Les mythologies grecque et celtique en la personne d'Atalante et de Merlin, penchées ensembles sur un même berceau, fut-il un berceau de construction, ne pouvaient que parrainer un planeur fabuleux. Le Mü 13, né sous de tels auspices, dépassa de loin les espoirs que ses créateurs avaient mis en lui.

L'histoire débute lorsqu'on 1932, Egon Scheibe, étudiant à l'Université de Munich, adhère à l'Akaflieg. Ce groupe avait alors à son actif un certain nombre de réalisations intéressantes dont l'élégant Mü 3 Kakadu de 1928 et la construction en 1930 de l'énorme Austria d'August Kupper de 30 mètres d'envergure. Le projet Mü 10 auquel participe Scheibe porte sur la conception d'un planeur biplace de performance dont le fuselage est pour la première fois constitué d'une structure en tubes d'acier soudés. Les innovations portent également sur le premier train d'atterrissage à roues de fuselage structurales et l'étude du comportement d'une nouvelle génération de profil d'aile étudiée à l'Université.

Le premier vol du Mü 10 Milan fut réalisé par Scheibe le 21 juillet 1934. Il démontra qu'une finesse de 22, tout à fait exceptionnelle pour un biplace de l'époque, était atteinte.
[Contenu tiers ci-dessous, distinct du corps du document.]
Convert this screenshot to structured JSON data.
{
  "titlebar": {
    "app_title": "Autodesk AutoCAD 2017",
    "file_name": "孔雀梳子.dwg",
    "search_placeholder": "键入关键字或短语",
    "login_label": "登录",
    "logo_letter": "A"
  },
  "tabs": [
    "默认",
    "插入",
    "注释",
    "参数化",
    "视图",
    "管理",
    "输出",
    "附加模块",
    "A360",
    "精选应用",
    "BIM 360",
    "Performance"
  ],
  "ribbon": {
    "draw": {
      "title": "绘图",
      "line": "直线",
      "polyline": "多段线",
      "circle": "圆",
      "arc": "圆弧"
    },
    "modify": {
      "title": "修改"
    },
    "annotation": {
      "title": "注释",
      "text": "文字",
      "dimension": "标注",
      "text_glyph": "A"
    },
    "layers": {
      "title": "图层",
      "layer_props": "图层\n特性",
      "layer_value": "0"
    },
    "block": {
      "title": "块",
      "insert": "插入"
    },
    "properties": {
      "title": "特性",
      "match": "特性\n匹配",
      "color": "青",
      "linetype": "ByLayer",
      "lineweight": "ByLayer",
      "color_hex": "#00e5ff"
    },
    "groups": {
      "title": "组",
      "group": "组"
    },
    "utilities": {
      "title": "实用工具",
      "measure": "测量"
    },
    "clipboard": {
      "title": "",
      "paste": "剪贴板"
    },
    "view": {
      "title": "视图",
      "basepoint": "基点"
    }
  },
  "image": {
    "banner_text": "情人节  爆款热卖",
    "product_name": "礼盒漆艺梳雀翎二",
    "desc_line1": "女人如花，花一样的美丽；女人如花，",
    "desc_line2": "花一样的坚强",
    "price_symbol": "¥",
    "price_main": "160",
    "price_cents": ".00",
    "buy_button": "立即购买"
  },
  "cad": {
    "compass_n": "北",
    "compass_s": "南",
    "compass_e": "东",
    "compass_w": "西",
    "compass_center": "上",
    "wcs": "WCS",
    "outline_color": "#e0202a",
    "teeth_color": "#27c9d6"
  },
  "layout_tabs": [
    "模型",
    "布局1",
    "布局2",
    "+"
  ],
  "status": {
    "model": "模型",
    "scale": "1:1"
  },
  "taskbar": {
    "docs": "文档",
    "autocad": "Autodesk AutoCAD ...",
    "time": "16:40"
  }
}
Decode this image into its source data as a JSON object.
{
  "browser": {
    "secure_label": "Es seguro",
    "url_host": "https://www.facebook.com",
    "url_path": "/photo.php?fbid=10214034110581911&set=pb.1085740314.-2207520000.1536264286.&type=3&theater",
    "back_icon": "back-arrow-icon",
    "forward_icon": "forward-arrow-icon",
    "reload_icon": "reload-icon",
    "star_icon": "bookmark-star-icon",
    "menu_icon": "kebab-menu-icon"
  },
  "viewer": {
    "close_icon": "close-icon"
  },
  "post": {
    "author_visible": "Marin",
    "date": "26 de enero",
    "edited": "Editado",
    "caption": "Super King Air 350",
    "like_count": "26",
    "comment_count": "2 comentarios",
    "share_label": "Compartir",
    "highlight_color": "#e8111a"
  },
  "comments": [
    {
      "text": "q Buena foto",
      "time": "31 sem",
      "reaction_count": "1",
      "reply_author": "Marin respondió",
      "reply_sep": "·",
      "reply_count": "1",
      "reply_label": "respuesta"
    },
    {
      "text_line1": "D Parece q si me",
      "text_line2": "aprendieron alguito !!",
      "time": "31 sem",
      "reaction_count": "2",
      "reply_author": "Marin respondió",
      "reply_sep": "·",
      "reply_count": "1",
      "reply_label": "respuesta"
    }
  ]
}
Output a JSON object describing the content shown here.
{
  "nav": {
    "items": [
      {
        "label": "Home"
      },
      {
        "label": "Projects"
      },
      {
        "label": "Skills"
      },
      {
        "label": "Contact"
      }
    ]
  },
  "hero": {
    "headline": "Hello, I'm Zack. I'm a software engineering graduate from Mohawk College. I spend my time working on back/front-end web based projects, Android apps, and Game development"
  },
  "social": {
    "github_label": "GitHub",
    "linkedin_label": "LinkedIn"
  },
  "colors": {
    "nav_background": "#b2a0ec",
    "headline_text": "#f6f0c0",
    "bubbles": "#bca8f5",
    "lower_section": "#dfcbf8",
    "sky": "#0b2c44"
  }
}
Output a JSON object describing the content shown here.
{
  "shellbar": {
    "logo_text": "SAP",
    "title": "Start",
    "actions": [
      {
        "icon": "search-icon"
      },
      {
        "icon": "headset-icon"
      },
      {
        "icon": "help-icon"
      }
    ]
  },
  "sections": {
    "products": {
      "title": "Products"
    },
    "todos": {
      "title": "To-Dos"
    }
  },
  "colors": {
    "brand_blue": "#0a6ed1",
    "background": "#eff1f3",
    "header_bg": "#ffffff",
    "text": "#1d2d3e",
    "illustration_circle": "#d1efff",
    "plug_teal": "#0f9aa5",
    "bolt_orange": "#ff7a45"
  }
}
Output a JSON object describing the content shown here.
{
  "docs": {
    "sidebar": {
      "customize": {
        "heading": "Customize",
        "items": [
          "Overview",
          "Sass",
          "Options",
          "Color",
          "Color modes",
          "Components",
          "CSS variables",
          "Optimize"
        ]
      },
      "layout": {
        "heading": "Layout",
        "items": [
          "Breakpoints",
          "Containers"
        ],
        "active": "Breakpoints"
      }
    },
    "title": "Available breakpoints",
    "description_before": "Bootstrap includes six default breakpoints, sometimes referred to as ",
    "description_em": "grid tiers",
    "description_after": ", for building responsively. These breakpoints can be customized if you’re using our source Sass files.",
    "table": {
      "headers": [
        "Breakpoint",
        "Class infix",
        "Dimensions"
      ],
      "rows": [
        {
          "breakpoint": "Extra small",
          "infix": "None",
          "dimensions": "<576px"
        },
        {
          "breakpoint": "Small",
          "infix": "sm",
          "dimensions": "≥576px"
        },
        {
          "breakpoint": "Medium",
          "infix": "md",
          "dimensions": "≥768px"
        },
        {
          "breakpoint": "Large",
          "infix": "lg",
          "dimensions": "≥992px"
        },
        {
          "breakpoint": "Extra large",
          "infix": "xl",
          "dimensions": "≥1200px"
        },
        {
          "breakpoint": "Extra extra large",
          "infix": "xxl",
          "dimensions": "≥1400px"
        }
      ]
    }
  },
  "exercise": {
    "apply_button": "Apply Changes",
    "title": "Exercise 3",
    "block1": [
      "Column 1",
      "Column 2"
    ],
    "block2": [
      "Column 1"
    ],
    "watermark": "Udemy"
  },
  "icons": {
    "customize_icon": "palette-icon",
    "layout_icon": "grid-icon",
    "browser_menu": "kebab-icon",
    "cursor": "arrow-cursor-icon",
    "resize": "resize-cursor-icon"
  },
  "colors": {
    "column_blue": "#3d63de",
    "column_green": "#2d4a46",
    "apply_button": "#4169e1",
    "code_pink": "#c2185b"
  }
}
Les qualités de pilotage et les performances entrevues lors des essais furent confirmées le 20 août 1934 par Rudolf Ziegler qui réussit lors d'un vol de 5 h 30 à franchir les 327 km qui séparent Hesselberg de Tabor.


Mü 10 Milan

Devant la justesse des solutions expérimentées sur le Milan, il fut décidé d'en extrapoler un monoplace de performance qui, réalisé sous la direction de Scheibe, prit le nom de Mü 13. En fait ce sont deux prototypes qui entrèrent en construction durant l'hiver 1935-1936: le premier (D- Merlin) fut réalisé par l'Akaflieg de Munich ; le second (D-Atalante) fut mis en chantier à titre personnel par Kurt Schmidt.

Merlin et Atalante au pinacle

Le premier vol du Mü 13 fut réalisé au printemps 1936 par le D-Merlin. Les essais à peine terminés, Wiesenhöfer de l'Akaflieg de Munich l'engagea en juin 1936 dans la première course en étapes organisée pour des planeurs. Il s'agissait de réaliser dans le temps le plus court un circuit de plus de 700 km reliant Darmstadt, Nuremberg, Münich, Augsburg, Böblingen, Mannheim, Darmstadt. Wiesenhöfer réalisa le parcours en 10 jours et se classa 4e derrière Dittmar, Baur et Osau.

Mû 13 Merlin Mü 13 Merlin poste de pilotage
Le Mü 13 Merlin avant sa transformation en motoplaneur.. On remarque que les fenêtres latérales dans les
flancs du fuselage ne sont pas aménagéessur le Merlin,  elles n'apparaîtront que sur l'Atalante

Le second prototype, D-Atalante, fut terminé par Kurt Schmidt en juillet 1936. Kurt Schmidt avait eu son heure de gloire lorsque les 3 et 4 août 1933 il avait battu à bord d'un Grünau Baby IIa, le record du monde de durée (36 h 36). Schmidt, qui n'avait plus guère fait parler de lui depuis cette date, n'apparaissait pas comme un favori lorsqu'il se présenta le 15 août 1936 à la Wasserkuppe pour participer au 17ème concours de la Rhön. Son Mü 13, avec son fuselage anguleux et son aile peu effilée dont la peinture était à peine sèche, ne semblait pas non plus redoutable en face des nouvelles machines qui, telles les Moatzagotl, Minimoa, Condor et Sperber Junior, présentaient des fuselages monocoques très profilés et de gracieuses ailes en mouette. Le 30 août, la surprise était totale, Schmidt était vainqueur avec 1 800 points et 800 points d'avance sur le second Hakenjos. Il avait successivement battu le record de durée de la Rhön (13 h 30) et réalisé la plus grande distance avec but fixé (250 km) lors d'un vol Wasserkuppe-Trier.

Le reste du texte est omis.